Эх, а, мужик я простой, вырос на морозе! Летом ходил за сохой, а зимой в извозе…
***
Забравшиеся в повозку и прикрывшие ноги тощим тулупчиком седоки тем временем продолжали начатый еще в Каретном ряду разговор:
– Эх, батенька, Владимир Иванович, когда увидел, глазам своим не поверил. Вы ли это? Чудо какое, что вас и встретил! С тех пор как в отставку вышли – ни слуху, ни духу. Пропали совсем! Все гадают – где Толстой? Да как поживает? Да нет ли в семействе его прибавления?! Не осчастливила ли голубушка Елизавета Кирилловна еще одной дочкой?
– Где уж нам с Елизаветой Кирилловной! Дочек как было пять, так и есть. В пору уж дочкам нас внучатами осчастливливать!

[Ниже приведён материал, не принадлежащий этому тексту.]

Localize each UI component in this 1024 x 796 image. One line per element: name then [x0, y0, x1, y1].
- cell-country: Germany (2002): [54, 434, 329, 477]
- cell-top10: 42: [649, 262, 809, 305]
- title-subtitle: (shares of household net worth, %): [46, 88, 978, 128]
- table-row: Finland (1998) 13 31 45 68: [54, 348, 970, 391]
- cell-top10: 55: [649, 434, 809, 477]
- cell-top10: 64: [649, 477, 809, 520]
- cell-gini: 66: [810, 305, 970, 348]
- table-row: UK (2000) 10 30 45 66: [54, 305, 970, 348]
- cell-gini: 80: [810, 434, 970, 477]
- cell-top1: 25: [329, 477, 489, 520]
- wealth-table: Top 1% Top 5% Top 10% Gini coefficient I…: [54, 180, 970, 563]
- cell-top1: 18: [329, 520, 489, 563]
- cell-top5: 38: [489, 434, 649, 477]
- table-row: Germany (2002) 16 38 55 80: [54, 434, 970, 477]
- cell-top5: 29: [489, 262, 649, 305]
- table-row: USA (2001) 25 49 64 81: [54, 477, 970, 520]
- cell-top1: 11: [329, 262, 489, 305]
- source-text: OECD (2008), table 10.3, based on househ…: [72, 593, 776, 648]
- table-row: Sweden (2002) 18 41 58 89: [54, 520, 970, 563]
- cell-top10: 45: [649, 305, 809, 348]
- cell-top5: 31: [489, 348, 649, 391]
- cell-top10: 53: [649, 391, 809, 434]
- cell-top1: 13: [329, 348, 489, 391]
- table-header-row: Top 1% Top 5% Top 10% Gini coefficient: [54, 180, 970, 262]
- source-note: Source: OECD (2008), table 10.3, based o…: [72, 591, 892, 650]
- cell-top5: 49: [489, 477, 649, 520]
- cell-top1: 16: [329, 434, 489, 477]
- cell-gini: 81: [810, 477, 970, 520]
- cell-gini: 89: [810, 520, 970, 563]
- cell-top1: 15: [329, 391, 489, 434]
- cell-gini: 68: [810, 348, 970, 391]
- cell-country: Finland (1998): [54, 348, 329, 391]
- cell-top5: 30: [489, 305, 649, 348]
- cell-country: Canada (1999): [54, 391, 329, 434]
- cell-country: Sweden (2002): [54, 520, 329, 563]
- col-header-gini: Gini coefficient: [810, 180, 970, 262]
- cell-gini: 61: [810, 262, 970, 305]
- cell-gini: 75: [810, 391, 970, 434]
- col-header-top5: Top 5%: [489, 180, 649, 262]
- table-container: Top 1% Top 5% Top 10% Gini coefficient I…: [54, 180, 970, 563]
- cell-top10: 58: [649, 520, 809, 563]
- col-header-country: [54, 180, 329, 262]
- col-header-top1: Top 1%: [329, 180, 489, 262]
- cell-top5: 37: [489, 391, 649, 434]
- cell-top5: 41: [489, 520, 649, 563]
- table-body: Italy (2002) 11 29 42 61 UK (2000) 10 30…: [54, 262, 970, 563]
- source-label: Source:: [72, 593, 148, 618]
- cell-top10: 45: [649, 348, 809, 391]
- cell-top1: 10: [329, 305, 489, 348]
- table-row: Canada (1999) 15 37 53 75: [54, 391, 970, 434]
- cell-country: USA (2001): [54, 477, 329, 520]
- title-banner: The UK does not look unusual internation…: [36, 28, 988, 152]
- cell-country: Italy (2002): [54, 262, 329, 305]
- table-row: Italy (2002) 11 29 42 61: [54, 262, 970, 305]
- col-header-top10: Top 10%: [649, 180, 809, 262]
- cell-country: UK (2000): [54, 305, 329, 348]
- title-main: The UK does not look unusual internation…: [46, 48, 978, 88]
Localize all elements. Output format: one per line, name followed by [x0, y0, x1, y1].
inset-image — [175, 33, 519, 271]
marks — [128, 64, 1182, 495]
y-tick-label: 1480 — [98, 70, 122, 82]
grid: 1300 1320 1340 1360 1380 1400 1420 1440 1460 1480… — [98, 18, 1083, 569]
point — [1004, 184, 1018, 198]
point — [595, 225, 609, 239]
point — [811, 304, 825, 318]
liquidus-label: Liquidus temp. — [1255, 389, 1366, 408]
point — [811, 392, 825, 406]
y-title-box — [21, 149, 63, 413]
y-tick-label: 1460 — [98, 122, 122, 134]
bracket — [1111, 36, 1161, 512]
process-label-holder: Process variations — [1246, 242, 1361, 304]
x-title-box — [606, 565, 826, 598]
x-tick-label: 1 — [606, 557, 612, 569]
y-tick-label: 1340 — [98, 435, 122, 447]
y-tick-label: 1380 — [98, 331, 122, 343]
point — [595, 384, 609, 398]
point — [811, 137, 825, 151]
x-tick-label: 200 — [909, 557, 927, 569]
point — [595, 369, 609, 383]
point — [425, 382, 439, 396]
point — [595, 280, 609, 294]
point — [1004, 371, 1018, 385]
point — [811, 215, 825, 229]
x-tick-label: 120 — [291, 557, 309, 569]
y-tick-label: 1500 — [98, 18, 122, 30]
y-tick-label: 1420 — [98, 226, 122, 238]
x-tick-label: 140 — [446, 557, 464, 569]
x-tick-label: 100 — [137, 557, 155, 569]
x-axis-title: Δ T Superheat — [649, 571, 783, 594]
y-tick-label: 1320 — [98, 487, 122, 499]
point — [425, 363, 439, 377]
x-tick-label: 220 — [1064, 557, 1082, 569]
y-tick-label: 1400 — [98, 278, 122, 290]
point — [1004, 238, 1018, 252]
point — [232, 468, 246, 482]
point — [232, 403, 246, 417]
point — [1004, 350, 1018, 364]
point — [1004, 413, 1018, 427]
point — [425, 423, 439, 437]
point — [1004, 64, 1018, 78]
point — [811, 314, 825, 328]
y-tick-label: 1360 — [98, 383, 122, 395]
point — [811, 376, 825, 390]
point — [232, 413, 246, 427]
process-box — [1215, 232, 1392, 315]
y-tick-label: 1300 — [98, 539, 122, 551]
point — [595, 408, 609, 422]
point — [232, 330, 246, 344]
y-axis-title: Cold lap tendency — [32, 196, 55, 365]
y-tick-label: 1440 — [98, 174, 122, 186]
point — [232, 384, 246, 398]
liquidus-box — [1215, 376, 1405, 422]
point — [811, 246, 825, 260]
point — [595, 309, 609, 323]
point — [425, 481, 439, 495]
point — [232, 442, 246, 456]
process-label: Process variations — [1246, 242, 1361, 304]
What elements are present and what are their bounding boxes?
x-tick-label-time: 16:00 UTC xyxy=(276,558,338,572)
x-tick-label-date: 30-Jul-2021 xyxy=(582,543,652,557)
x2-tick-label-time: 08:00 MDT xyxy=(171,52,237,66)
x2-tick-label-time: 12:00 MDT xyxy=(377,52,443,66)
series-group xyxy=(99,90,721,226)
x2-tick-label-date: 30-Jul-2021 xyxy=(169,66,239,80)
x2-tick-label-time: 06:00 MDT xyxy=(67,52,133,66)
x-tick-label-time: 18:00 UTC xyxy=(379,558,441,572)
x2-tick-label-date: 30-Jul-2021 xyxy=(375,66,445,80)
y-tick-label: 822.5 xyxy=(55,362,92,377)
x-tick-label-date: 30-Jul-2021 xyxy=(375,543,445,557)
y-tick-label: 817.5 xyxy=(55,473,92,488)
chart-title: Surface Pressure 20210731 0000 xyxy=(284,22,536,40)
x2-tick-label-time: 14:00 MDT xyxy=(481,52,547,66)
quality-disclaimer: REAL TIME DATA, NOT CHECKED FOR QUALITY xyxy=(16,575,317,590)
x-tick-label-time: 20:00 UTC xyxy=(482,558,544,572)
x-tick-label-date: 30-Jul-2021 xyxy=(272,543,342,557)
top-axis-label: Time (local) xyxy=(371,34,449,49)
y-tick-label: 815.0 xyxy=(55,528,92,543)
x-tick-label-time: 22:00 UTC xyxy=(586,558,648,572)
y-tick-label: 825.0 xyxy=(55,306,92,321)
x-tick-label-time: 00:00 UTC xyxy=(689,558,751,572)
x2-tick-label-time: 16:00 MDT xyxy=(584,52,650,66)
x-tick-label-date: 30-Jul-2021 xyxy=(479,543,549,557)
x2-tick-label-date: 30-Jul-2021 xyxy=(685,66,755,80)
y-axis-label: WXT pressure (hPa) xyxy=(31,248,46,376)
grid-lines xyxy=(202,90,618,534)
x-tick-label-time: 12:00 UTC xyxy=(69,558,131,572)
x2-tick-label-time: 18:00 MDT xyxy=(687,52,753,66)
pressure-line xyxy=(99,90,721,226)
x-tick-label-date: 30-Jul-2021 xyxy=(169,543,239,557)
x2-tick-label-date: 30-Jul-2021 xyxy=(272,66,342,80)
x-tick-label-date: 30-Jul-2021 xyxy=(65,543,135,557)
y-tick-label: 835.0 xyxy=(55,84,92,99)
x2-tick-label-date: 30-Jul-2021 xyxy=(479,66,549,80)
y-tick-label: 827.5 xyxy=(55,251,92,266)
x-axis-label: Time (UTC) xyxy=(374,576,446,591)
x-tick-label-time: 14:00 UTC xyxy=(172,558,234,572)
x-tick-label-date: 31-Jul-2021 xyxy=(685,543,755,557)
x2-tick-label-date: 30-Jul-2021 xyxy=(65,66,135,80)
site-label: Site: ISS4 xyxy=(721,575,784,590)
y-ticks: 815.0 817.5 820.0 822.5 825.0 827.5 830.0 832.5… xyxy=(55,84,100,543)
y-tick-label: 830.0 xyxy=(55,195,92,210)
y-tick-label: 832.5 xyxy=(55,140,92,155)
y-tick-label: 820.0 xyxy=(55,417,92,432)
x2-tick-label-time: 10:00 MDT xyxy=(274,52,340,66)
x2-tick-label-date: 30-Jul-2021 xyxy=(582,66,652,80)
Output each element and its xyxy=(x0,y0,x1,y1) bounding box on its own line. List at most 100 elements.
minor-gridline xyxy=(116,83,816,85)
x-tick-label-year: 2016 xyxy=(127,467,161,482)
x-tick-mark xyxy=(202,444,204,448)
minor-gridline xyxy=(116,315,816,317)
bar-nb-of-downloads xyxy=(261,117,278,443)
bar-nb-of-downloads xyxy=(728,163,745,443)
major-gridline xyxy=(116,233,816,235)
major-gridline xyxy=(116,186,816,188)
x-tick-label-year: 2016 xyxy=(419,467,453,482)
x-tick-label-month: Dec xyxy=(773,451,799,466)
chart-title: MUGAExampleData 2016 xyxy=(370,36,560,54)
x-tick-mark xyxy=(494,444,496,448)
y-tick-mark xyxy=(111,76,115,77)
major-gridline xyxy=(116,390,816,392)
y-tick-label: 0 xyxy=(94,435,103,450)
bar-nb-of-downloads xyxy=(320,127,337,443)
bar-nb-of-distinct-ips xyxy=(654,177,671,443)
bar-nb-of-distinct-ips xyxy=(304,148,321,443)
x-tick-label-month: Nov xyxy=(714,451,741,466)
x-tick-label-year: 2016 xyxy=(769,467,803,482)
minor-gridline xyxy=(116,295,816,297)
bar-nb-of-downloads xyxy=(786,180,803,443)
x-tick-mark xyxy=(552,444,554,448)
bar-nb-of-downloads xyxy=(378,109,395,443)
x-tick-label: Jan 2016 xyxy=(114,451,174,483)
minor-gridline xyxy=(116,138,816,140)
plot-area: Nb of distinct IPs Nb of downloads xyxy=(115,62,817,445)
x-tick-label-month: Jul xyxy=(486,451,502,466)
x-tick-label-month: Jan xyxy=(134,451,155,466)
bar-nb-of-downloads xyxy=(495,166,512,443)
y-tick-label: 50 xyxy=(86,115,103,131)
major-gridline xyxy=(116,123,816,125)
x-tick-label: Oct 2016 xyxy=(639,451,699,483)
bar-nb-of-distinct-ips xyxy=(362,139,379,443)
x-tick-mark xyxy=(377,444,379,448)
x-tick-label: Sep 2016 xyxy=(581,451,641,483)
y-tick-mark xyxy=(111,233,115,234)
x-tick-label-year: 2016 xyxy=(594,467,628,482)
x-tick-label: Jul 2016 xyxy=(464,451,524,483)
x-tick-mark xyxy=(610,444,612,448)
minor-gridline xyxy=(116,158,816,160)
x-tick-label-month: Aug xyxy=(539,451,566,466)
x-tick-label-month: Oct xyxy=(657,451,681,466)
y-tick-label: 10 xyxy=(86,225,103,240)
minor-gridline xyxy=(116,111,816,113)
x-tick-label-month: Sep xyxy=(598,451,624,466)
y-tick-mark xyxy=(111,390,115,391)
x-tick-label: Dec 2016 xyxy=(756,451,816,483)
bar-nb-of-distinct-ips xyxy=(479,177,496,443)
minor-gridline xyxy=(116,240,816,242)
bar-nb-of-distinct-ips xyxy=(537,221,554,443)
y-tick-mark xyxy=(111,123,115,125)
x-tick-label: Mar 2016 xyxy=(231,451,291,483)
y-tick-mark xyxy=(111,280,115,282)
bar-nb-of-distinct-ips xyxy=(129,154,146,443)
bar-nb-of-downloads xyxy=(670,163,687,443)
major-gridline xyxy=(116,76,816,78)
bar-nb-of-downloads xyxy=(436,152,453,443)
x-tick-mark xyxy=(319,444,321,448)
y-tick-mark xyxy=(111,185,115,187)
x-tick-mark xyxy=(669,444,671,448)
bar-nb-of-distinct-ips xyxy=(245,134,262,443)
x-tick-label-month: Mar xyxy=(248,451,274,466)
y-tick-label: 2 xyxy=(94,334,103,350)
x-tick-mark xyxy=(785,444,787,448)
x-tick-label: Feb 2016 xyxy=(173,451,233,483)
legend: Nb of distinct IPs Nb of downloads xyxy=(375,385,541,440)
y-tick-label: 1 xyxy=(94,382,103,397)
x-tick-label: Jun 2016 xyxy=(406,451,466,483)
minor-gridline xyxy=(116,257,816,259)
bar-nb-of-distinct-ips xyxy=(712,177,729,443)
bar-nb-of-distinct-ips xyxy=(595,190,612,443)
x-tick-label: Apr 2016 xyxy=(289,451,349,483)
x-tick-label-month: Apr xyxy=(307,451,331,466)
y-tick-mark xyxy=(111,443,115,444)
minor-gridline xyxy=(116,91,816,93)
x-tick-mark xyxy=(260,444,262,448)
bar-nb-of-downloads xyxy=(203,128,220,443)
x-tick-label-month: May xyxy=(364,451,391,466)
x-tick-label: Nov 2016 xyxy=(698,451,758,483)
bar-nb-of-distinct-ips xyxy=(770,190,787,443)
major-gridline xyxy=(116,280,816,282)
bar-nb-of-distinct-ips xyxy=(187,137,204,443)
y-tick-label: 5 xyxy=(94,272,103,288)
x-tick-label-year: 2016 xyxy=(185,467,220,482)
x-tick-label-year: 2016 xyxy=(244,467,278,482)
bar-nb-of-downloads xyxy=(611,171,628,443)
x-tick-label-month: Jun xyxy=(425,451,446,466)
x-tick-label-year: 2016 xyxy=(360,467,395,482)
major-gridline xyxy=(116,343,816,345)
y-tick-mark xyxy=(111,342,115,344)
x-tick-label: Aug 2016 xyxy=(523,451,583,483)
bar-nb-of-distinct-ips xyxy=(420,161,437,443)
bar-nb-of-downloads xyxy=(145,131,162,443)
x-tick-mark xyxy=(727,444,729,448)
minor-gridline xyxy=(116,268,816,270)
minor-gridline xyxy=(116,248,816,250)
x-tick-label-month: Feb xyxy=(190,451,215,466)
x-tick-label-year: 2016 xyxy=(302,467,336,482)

– Да-да! Все забываю, что годы идут! Идут годы! Летят, свищут над головой! И мы с вами, Владимир Иванович, поди, теперь уже не те, что ту зиму были, когда в аккурат под день вашей свадьбы заговор антигосударственный в Петербурге случился, и генерала Милорадовича убили. Да-да! А лет-то сколько с тех пор пошло? Восемнадцать?
– Девятнадцать.
– Да, девятнадцать лет прошло. Нам кажется, мы все такие, как в тот двадцать пятый год. Ан на деточек глянешь, прелестную барышню в создании в ту пору еще не рожденном разглядишь, и аж в жар бросит – значит ли, что сам уже старик?! Ваши старшие дочки, поди, волнуют уже сердца и умы! Сколько им теперь?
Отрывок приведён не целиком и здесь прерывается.